4 Stars Out Of 5
A Worthy Beginning to a Gripping Epic Fantasy Series
December 18, 2015
First off, I read a digital ARC of this book which I received in exchange for an honest review. Honesty is important to me, and I have given less-than-glowing reviews of review copies before, so trust when I say that the following opinions are in no way coerced.
I've been a fan of Jill's books basically for as long as I've been aware of their existence. 'By Darkness Hid' was the first one I put on my wishlist, and also the first one I read, so the world and the characters are very close to my heart. I'm a die-hard fantasy fan, and especially Christian fantasy, which Jill writes masterfully. So I was, shall we say, rather intrigued when I found out that Jill was going to release another fantasy series. I was just a bit excited when I got the opportunity to read the first installment before its public release.
Okay, so maybe I had to do some repairs on the roof after I flew up through it. Sue me.
Bottom line, Jill did not disappoint with this one. One of the most important things to note, especially if you're coming to it as a 'Blood of Kings' fan, is that while it shares some elements with her other books, it is different in a few ways. First, 'The Kinsman Chronicles' is set hundreds of years prior to 'Blood of Kings' and therefore the setting is very different. Second, Jill usually writes what she calls "weird fiction for teens", whereas 'The Kinsman Chronicles' is geared primarily towards adults. As such, most of the characters are older and deal with different concerns, the most notable of which stem from the corrupt nature of the culture in which they've been raised.
The story is set primarily in Armania, a land ruled by a corrupt king who makes sacrifices to false gods and keeps several concubines, as well as multiple wives. This is considered normal for nobility in their culture (as was once the case in Israel when the people forgot Jehovah, and strong parallels may be drawn here).
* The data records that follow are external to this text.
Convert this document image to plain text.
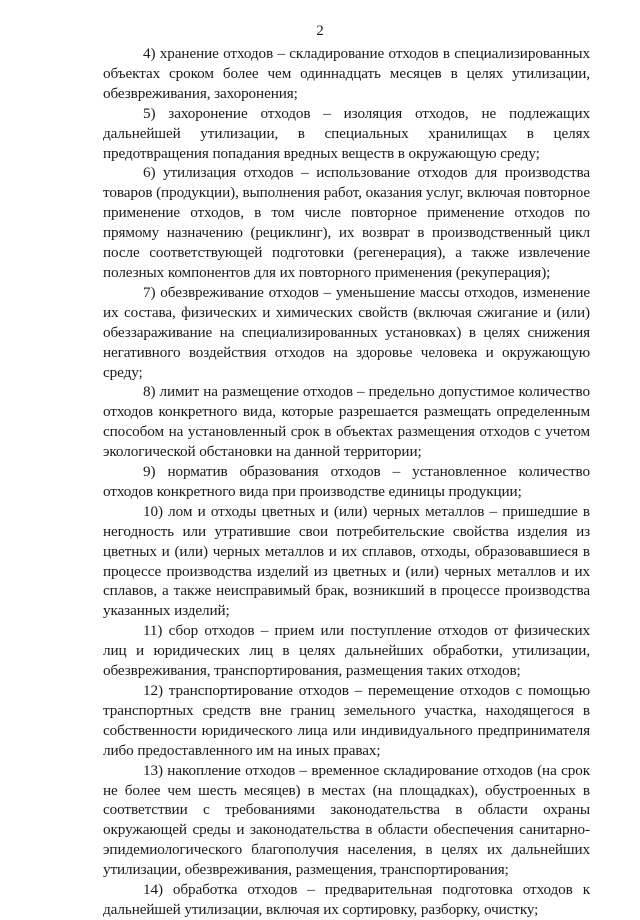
2

4) хранение отходов – складирование отходов в специализированных объектах сроком более чем одиннадцать месяцев в целях утилизации, обезвреживания, захоронения;

5) захоронение отходов – изоляция отходов, не подлежащих дальнейшей утилизации, в специальных хранилищах в целях предотвращения попадания вредных веществ в окружающую среду;

6) утилизация отходов – использование отходов для производства товаров (продукции), выполнения работ, оказания услуг, включая повторное применение отходов, в том числе повторное применение отходов по прямому назначению (рециклинг), их возврат в производственный цикл после соответствующей подготовки (регенерация), а также извлечение полезных компонентов для их повторного применения (рекуперация);

7) обезвреживание отходов – уменьшение массы отходов, изменение их состава, физических и химических свойств (включая сжигание и (или) обеззараживание на специализированных установках) в целях снижения негативного воздействия отходов на здоровье человека и окружающую среду;

8) лимит на размещение отходов – предельно допустимое количество отходов конкретного вида, которые разрешается размещать определенным способом на установленный срок в объектах размещения отходов с учетом экологической обстановки на данной территории;

9) норматив образования отходов – установленное количество отходов конкретного вида при производстве единицы продукции;

10) лом и отходы цветных и (или) черных металлов – пришедшие в негодность или утратившие свои потребительские свойства изделия из цветных и (или) черных металлов и их сплавов, отходы, образовавшиеся в процессе производства изделий из цветных и (или) черных металлов и их сплавов, а также неисправимый брак, возникший в процессе производства указанных изделий;

11) сбор отходов – прием или поступление отходов от физических лиц и юридических лиц в целях дальнейших обработки, утилизации, обезвреживания, транспортирования, размещения таких отходов;

12) транспортирование отходов – перемещение отходов с помощью транспортных средств вне границ земельного участка, находящегося в собственности юридического лица или индивидуального предпринимателя либо предоставленного им на иных правах;

13) накопление отходов – временное складирование отходов (на срок не более чем шесть месяцев) в местах (на площадках), обустроенных в соответствии с требованиями законодательства в области охраны окружающей среды и законодательства в области обеспечения санитарно-эпидемиологического благополучия населения, в целях их дальнейших утилизации, обезвреживания, размещения, транспортирования;

14) обработка отходов – предварительная подготовка отходов к дальнейшей утилизации, включая их сортировку, разборку, очистку;
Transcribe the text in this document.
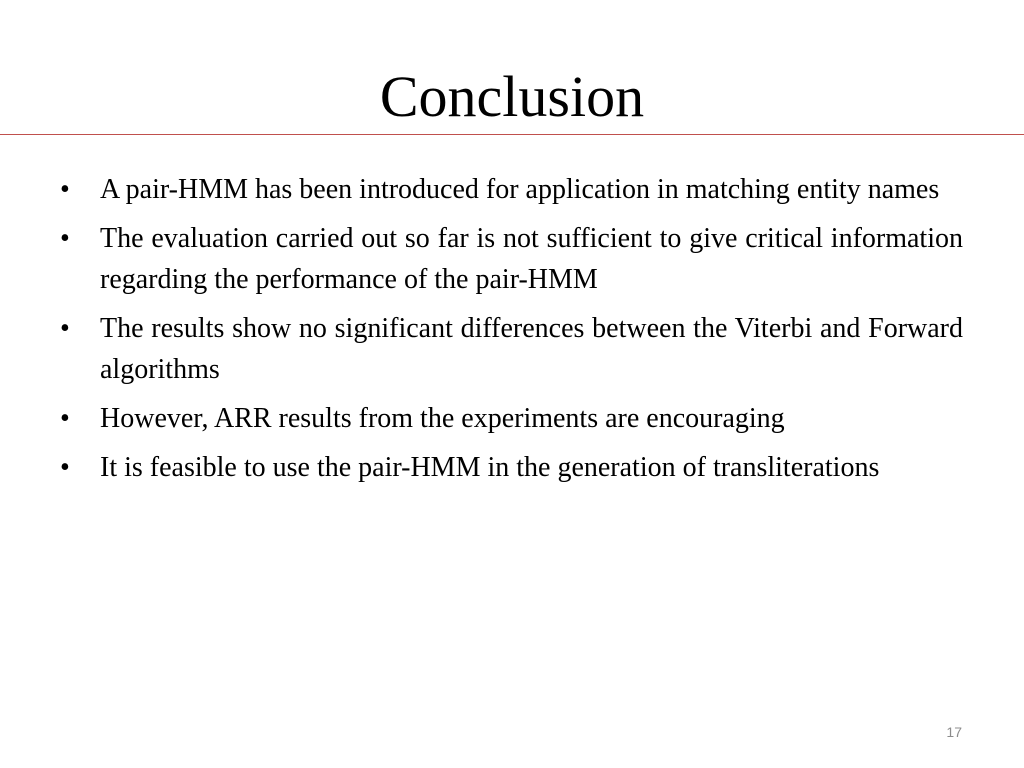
Conclusion
•	A pair-HMM has been introduced for application in matching entity names
•	The evaluation carried out so far is not sufficient to give critical information regarding the performance of the pair-HMM
•	The results show no significant differences between the Viterbi and Forward algorithms
•	However, ARR results from the experiments are encouraging
•	It is feasible to use the pair-HMM in the generation of transliterations
17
One character seems to be the victim of prior sexual abuse, though nothing is explicitly stated or shown, and characters practice dark arts through power drawn from dark spirits. As such, caution should be exercised when considering the book as reading material for less mature audiences. However, I should note that the author handles all these potentially problematic topics with care and restraint, and so puts the proper perspective on the characters' actions and lifestyles without allowing the story to become steeped in inappropriate scenes.
In my opinion, while the more awkward topics might make one squirm a little (the main reason I struggled with whether to give the book four stars or five, because there was no four-and-a-half-star option), the darkness sets things up well for a future turning point when the characters find Arman (God) and make a change in their lifestyles. Have you ever heard the story of someone who was a slave to crime or passion or some other sin, only to experience a miraculous change when they gave their lives over fully to Christ? Those testimonies hold a unique power because of the sheer contrast they elicit between the darkness and the light. As such, I do believe it is important and necessary to show where the characters stumble (though with care, of course) to lay the groundwork for things to come.
The characters, imperfect as they are, are multi-dimensional and relatable. I especially enjoyed reading scenes with Wilek and Trevn, the Armanian Sars (or princes). Their personalities are different, but I found them equally relatable and might have a hard time deciding whom to root for should it come to a choice between one or the other in a future book. The story starts a bit slow as Jill sets everything up, but I didn't find that to be a major issue. The slower start gave me time to connect with the characters and get into their world in a way that a faster beginning would not have allowed. The world-building is superb as ever, with all due context given for the details of the immersive environment created for all the characters involved, without bogging the reader down in unnecessary info-dumps.
All in all, I'd say this is a good start to the series, and worth the read for discerning readers who enjoy epic fantasy. I'm excited to see how the rest of the series goes.